The Water Industry Act 2012 provides that the government maintain strategies to ensure the State's water supplies are secure and reliable and are able to sustain economic growth.

More than 50 per cent of Adelaide’s annual demand can be met with recycled or desalinated water.

SA Water

River Murray

SA Water manages water services in South Australia and has a history spanning more than 160 years.

SA Water is a government owned business established under State based legislation and is directly affected by a range of other laws that govern everything from drainage to safe drinking water.

The Safe Drinking Water Act 2011 and the Safe Drinking Water Regulations 2012 ensure water is tested regularly, and water quality results are published online.

SA Water maintains and operates 32 reservoirs and weirs across the state including 10 major metropolitan reservoirs, and maintains one of the largest supply networks in the southern hemisphere with more than 27,000 kilometres of water mains and more than 8,900 kilometres of sewerage mains.

SA Water is a signatory to the Australian water industry’s commitment to support the Sustainable Development Goals of the United Nations General Assembly, and a participant of the United Nations Global Compact, the world’s largest corporate sustainability initiative

Drop of water

SA Water is undertaking the following four programs in support of its sustainable development commitment:

  1. Improving the quality and reliability of drinking water in the Anangu Pitjantjatjara Yankunytijatjara (APY lands).
  2. Providing free drinking water fountains across the state and encouraging reusable drink bottles.
  3. Supporting community partnerships that share our vision of water management, education and conservation.
  4. Creating zero cost energy future through solar-powered water treatment plants.

Zero cost energy

Zero cost energy SA Water

SA Water is one of the state’s single largest electricity users.

Its zero cost energy future project is delivered through seven key initiatives that include demand scheduling, energy efficiency, energy storage, own generation, and energy market levers to effectively manage long-term energy usage.

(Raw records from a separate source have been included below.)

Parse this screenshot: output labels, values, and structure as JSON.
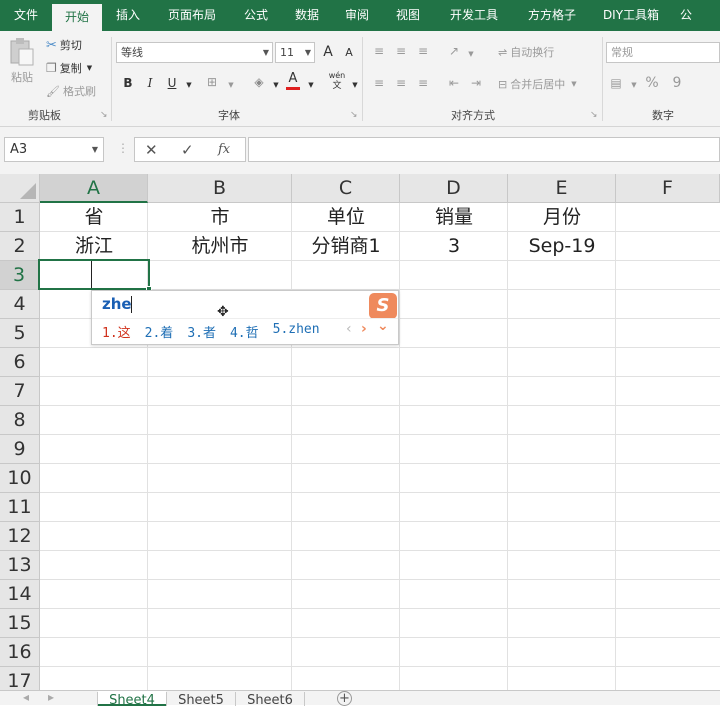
{
  "ribbon_tabs": [
    {
      "label": "文件",
      "active": false
    },
    {
      "label": "开始",
      "active": true
    },
    {
      "label": "插入",
      "active": false
    },
    {
      "label": "页面布局",
      "active": false
    },
    {
      "label": "公式",
      "active": false
    },
    {
      "label": "数据",
      "active": false
    },
    {
      "label": "审阅",
      "active": false
    },
    {
      "label": "视图",
      "active": false
    },
    {
      "label": "开发工具",
      "active": false
    },
    {
      "label": "方方格子",
      "active": false
    },
    {
      "label": "DIY工具箱",
      "active": false
    },
    {
      "label": "公",
      "active": false
    }
  ],
  "clipboard": {
    "paste": "粘贴",
    "cut": "剪切",
    "copy": "复制",
    "format_painter": "格式刷",
    "group_label": "剪贴板"
  },
  "font": {
    "name": "等线",
    "size": "11",
    "bold": "B",
    "italic": "I",
    "underline": "U",
    "grow": "A",
    "shrink": "A",
    "color_letter": "A",
    "wen": "wén",
    "wen_sub": "文",
    "group_label": "字体"
  },
  "alignment": {
    "wrap": "自动换行",
    "merge": "合并后居中",
    "group_label": "对齐方式"
  },
  "number": {
    "format": "常规",
    "percent": "%",
    "comma": "9",
    "group_label": "数字"
  },
  "formula_bar": {
    "name_box": "A3",
    "cancel": "✕",
    "enter": "✓",
    "fx": "fx",
    "value": ""
  },
  "columns": [
    "A",
    "B",
    "C",
    "D",
    "E",
    "F"
  ],
  "rows": [
    "1",
    "2",
    "3",
    "4",
    "5",
    "6",
    "7",
    "8",
    "9",
    "10",
    "11",
    "12",
    "13",
    "14",
    "15",
    "16",
    "17"
  ],
  "cells": {
    "A1": "省",
    "B1": "市",
    "C1": "单位",
    "D1": "销量",
    "E1": "月份",
    "A2": "浙江",
    "B2": "杭州市",
    "C2": "分销商1",
    "D2": "3",
    "E2": "Sep-19"
  },
  "selected_cell": "A3",
  "ime": {
    "input": "zhe",
    "candidates": [
      "1.这",
      "2.着",
      "3.者",
      "4.哲",
      "5.zhen"
    ],
    "prev": "‹",
    "next": "›",
    "expand": "⌄",
    "logo": "S",
    "brand_color": "#ef8a5d"
  },
  "sheets": [
    {
      "label": "Sheet4",
      "active": true
    },
    {
      "label": "Sheet5",
      "active": false
    },
    {
      "label": "Sheet6",
      "active": false
    }
  ],
  "add_sheet": "+",
  "accent_color": "#217346"
}
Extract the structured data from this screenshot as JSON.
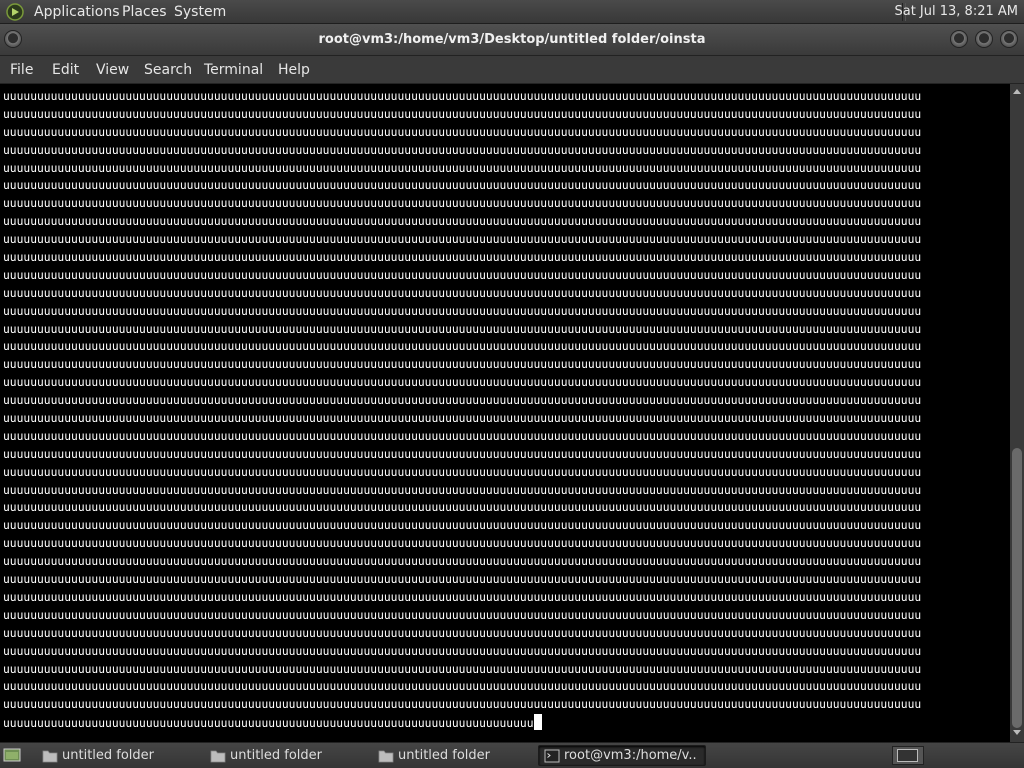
{
  "top_panel": {
    "menus": [
      "Applications",
      "Places",
      "System"
    ],
    "clock": "Sat Jul 13,  8:21 AM"
  },
  "window": {
    "title": "root@vm3:/home/vm3/Desktop/untitled folder/oinsta"
  },
  "menubar": [
    "File",
    "Edit",
    "View",
    "Search",
    "Terminal",
    "Help"
  ],
  "terminal": {
    "full_line": "uuuuuuuuuuuuuuuuuuuuuuuuuuuuuuuuuuuuuuuuuuuuuuuuuuuuuuuuuuuuuuuuuuuuuuuuuuuuuuuuuuuuuuuuuuuuuuuuuuuuuuuuuuuuuuuuuuuuuuuuuuuuuuuuuuuuuuu",
    "full_line_count": 35,
    "last_line": "uuuuuuuuuuuuuuuuuuuuuuuuuuuuuuuuuuuuuuuuuuuuuuuuuuuuuuuuuuuuuuuuuuuuuuuuuuuuuu"
  },
  "taskbar": {
    "tasks": [
      {
        "label": "untitled folder",
        "icon": "folder-icon",
        "active": false
      },
      {
        "label": "untitled folder",
        "icon": "folder-icon",
        "active": false
      },
      {
        "label": "untitled folder",
        "icon": "folder-icon",
        "active": false
      },
      {
        "label": "root@vm3:/home/v...",
        "icon": "terminal-icon",
        "active": true
      }
    ]
  },
  "colors": {
    "terminal_bg": "#000000",
    "terminal_fg": "#ffffff",
    "panel_bg": "#3a3a3a"
  }
}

A $300 million investment will install 154 megawatts of solar photovoltaics at more than 30 sites and 34 megawatt hours of energy storage devices to offset the energy requirements of treating and transporting water, generating up to 70% of total energy needs.

Water Security

Water Security Statement 2021

The South Australian Government has developed a Water Security Statement, which includes ten strategic priorities to further enhance water security and meet the state’s growth targets, while adapting to a changing climate.